メトロ勤務を終えてコンサル事務所に職場を一本化した件では、あまりに突然の出来事だったので、久しぶりに動揺してしまった。しかし、親友に泣きの電話を入れて叱咤激励されると、現金なものですぐに立ち直り前向きに。上司とも円満に話し、その後同僚達が歓送ランチを開いてくれる。アメリカでは転職は日常茶飯事。湿っぽくならず、キャリアアップのチャンスと励ましの言葉ばかり。洒落の利いた手作りのプレゼントまでもらい感激。ランチ後も、一緒に仕事をした人々は個別に話しに来てくれたりする。今後も友達として続く人が何人かいるのは嬉しい。そして、事務所のボスからは、「うちを選んでくれたことには一生感謝しきれない」というお言葉。あなたは人心掌握がうますぎる!
しかし、驚いたことに、翌週に1人、翌々週にまた1人、メトロの同僚が辞めることを発表。9人しかいなかったチームから月に3人いなくなるのは、ちょっと今後のメトロの仕事に不安が残る。日本であれば慰留されそうなところであるが、アメリカでは個人の意思再優先。そして、別に数人辞めたところで、何事もなかったように世の中は回り続けるものである。
生活に変化があると何故だか社交的になるらしい。出版の仕事をしているMさん、ランドスケープデザインをしているTさん、旅行コンサルタントのMさん、建築学科の大学生のKさんなど、積極的に新しい人々と出会い刺激を受ける。また、テニスチームのメンバーとも随分と仲良くなった。先々週の試合で足を捻挫して全く動けないのに、気合いだけでファイナルセットの泥試合に勝ってチームを3-2の勝利に導くと、それまではあまり心を開かなかった40代のおやじまで、「おー、太一、感動したよ! まあ、呑もう!」とビールを奢ってくれて歓談。久しぶりの大応援団の前でのプレーは心地よい。スポーツの感動に文化や年齢の壁は無いのだ。しかし、アメリカまで来て「おら、来いよ〜!」と叫んでしまった自分は少し恥ずかしい。せめて「カモン」と言いたいところである。
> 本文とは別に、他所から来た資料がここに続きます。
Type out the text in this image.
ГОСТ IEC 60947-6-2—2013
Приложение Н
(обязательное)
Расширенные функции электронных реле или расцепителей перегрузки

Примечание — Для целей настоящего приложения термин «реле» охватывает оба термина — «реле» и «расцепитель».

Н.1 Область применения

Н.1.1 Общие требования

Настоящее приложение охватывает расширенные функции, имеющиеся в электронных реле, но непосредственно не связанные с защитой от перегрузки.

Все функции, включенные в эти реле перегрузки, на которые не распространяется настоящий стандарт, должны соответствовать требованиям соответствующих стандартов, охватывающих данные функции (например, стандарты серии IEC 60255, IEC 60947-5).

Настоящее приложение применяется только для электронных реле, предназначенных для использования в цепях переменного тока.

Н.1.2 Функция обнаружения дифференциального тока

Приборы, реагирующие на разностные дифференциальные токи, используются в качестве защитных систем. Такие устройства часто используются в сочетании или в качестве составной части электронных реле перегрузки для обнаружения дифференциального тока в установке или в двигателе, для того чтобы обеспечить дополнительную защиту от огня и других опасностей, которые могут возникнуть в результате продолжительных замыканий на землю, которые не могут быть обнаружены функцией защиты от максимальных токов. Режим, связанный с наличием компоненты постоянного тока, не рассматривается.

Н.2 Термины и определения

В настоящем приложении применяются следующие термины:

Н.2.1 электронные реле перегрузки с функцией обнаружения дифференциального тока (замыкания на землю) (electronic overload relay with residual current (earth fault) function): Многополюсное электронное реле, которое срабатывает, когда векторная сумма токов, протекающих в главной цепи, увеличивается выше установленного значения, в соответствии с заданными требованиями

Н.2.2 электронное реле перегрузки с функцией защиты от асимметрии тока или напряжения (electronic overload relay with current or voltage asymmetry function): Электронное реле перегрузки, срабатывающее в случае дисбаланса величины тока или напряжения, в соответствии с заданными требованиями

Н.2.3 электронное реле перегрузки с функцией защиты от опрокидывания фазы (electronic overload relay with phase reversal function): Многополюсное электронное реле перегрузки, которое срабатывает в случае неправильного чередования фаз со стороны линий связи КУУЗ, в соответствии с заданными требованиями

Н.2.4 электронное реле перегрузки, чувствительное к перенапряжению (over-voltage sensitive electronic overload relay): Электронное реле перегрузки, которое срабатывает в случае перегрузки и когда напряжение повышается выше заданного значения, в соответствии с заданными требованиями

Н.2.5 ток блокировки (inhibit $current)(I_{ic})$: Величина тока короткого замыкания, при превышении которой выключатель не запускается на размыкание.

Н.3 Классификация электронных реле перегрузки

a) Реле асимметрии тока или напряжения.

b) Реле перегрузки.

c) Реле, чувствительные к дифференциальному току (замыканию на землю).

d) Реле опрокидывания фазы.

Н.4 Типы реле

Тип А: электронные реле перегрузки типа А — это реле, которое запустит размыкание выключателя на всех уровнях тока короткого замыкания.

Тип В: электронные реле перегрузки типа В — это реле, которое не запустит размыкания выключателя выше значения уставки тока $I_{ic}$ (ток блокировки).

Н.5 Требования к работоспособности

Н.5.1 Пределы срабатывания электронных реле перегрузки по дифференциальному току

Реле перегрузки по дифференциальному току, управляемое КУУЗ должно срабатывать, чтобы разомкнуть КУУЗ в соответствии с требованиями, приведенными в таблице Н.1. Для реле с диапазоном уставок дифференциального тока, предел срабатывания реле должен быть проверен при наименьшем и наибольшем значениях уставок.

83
気がつくとポートランドもすっかり春。気候が良くなったのに合わせるかのように、日本からのまちづくり視察団の訪問が目立ち始めた。長野や石川などからの人々とのミーティングに同席したり、夕食をともにしていると、日本でもまちづくりのやる気に溢れる人々がいることを感じ勇気づけられる。興味深いのは、同じ街を観察していても、その人の出身地によって見方が大きく異なること。大都市の人はポートランドをこじんまりしていると言い、小さい町の人は大都会と表現する。こういう異なった見方の人が集まると、面白い発想が生まれそうに感じる。
視察といえば、私自身も超大規模なものを行なうことになった。5、6月(フランスワールドカップ直前。惜しい!)に約1ヵ月をかけてヨーロッパ各地の街を一人でまわり、自治体や民間のプランナーへのヒアリングを行なうというもので、現在はその準備に大忙し。研究テーマ設定、訪問先の選定、予習、アポイント確認、航空券からホテルの手配まで、全て自分でやらねばならないのは大変。バークレーの友人、現地で働いている日本時代からの友人、インターネットを通じて知り合った現地在住の方々など、こういう時には友人の存在が本当にありがたい。多謝。しかし、英語でどこまで押し切れるか一抹の不安。特に、フランスとスウェーデンはどうなることやら…。日本経済が不況に喘ぐ中で、これほどの機会を得られたことには本当に感謝しているし、貧欲にいろいろ学んでこようと意気込んでます。
先週、視察の準備を兼ねてバークレーに行ってきた。たくましく頑張る日本人にも大勢会えたし、また、昔よく通った戸外のビール屋で大勢の大学時代の友人達と騒いでいると本当に幸せだった。インド人のAには、ニューデリーでの結婚式に招かれて光栄。でも、遠いのわかってる? まぶしい日差しと好奇心旺盛な人々、雑多な文化の混在、活気溢れるサンフランシスコのダウンタウン、やはり今の自分のルーツはここにあると再確認。日本に戻る日が来たら、ポートランドから直行ではなくバークレー経由で帰国することに決めた。